Indonesia telah menapaki kehidupan demokarsi yang baru, di mana antara lain ditandai dengan pemilihan presisden secara langsung, dan kebebasan berpolitik yang cukup penting. Meskipun hal itu telah menempatkan Indonesia sebagai sebuah negara pada jalur pembaharuan dan meletakkan landasan bagi pelembagaan perlindungan hak asasi manusia, namun hal ini dengan sendirinya tidak menjamin bahwa hak asasi akan dihormati. Korupsi yang masih akut, khususnya pada lembaga-lembaga penegak hukum (sejak di kepolisian, dan di pengadilan), akan menjadi kendala utama bagi penegakan hak asasi manusia. Begitu pula kecenderungan TNI yang masih terlibat dalam kehidupan politik (meskipun tidak langsung) juga bisa menjadi ancaman bagi hak asasi manusia di Indonesia.

Refleksi kita saat 99 tahun nasionalisme Indonesia, bertumpu pada kenyataan bahwa statisme telah menggerus kebangsaan.

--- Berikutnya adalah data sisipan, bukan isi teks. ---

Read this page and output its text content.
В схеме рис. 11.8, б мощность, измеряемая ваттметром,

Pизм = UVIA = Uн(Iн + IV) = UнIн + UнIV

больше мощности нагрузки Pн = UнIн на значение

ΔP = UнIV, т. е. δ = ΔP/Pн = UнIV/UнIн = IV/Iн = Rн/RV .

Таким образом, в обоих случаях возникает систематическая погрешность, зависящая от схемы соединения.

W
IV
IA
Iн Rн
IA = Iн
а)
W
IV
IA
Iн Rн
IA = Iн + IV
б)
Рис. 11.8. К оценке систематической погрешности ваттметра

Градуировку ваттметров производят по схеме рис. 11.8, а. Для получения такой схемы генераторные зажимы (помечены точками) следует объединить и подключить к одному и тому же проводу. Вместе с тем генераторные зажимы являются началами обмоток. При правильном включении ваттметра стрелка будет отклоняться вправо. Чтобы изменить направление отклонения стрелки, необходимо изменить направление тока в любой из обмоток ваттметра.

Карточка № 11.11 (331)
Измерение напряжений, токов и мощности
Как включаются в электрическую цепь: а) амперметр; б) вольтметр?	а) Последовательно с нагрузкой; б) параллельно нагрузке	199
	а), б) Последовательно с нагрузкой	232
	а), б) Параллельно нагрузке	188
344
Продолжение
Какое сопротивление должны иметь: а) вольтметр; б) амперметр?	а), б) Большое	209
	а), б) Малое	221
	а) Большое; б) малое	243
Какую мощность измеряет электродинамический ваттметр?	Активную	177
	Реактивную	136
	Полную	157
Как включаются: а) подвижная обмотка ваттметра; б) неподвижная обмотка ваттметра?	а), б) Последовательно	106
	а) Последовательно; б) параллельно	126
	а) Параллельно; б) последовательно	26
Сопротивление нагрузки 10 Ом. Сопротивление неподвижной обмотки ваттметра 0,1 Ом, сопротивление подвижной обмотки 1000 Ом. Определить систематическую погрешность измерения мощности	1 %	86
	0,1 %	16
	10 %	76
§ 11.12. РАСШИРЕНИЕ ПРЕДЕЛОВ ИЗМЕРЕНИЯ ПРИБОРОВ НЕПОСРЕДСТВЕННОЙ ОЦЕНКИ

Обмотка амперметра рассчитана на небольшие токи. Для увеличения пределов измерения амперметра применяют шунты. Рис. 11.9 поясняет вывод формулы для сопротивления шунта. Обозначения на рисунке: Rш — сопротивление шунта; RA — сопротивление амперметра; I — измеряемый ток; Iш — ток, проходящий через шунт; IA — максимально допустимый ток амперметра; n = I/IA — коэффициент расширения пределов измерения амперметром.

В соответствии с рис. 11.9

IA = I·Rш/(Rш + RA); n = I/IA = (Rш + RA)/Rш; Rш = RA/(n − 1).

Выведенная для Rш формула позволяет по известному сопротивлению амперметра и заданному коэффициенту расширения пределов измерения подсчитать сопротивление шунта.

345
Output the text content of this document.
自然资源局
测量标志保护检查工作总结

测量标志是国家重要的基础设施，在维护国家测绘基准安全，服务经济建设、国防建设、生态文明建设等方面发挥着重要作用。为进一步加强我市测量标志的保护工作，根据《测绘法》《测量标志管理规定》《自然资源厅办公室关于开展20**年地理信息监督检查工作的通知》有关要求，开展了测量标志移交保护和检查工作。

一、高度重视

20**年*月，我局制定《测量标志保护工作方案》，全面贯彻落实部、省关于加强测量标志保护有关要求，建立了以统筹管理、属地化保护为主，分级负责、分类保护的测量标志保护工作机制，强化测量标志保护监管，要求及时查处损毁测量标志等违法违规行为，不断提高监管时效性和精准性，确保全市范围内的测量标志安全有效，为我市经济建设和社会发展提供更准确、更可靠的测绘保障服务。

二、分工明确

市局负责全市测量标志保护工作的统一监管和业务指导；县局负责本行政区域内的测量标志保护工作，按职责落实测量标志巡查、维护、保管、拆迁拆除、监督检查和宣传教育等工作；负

Bahkan kita melihat menguatnya kecenderungan untuk mengerahkan sumberdaya masyarakat sipil untuk masuk ke dalam lingkaran kekuasaan statisme. Sehingga organisasi masyarakat sipil sadar atau tak sadar, telah menjadi terperosok menjadi perpanjangan tangan arus statisme. Dalam situasi kehidupan antar agama dan kelompok yang masih rawan, masyarakat sipil yang seharusnya menjadi kekuatan sosial yang mendorong perdamaian dan rekonsiliasi, telah menjadi pemicu konflik dan melanggengkan permusuhan, dengan dalih “kebenaran” diri dan kesalahan pihak lain.

Pertanyaannya, bagaimana kita dapat mewujudkan perdamaian dan kesejahteraan dalam kenyataan yang demikian keras? Apakah kita akan menjadi lumpuh atau malah tertantang dengan kenyataan ketidakadilan strutural? Mungkinkah kita menjalin rasa kebangsaan yang menjamin masa depan yang terbuka, dengan kesempatan-kesempatan yang lebih banyak, mobilitas sosial yang lebih besar, distribusi sumberdaya alam yang lebih adil, pemerintah yang lebih transparan dan masyarakat sipil yang berdaya?

Dalam ranga mencari solusi bagi penyelesaian berbagai konflik, kita dapat memulai dengan sebuah pertanyaan: bagaimana tuntutan kelompok-kelompok yang bersengketa dapat dinegosiasikan kembali dalam kerangka kerja yang lebih demokratis?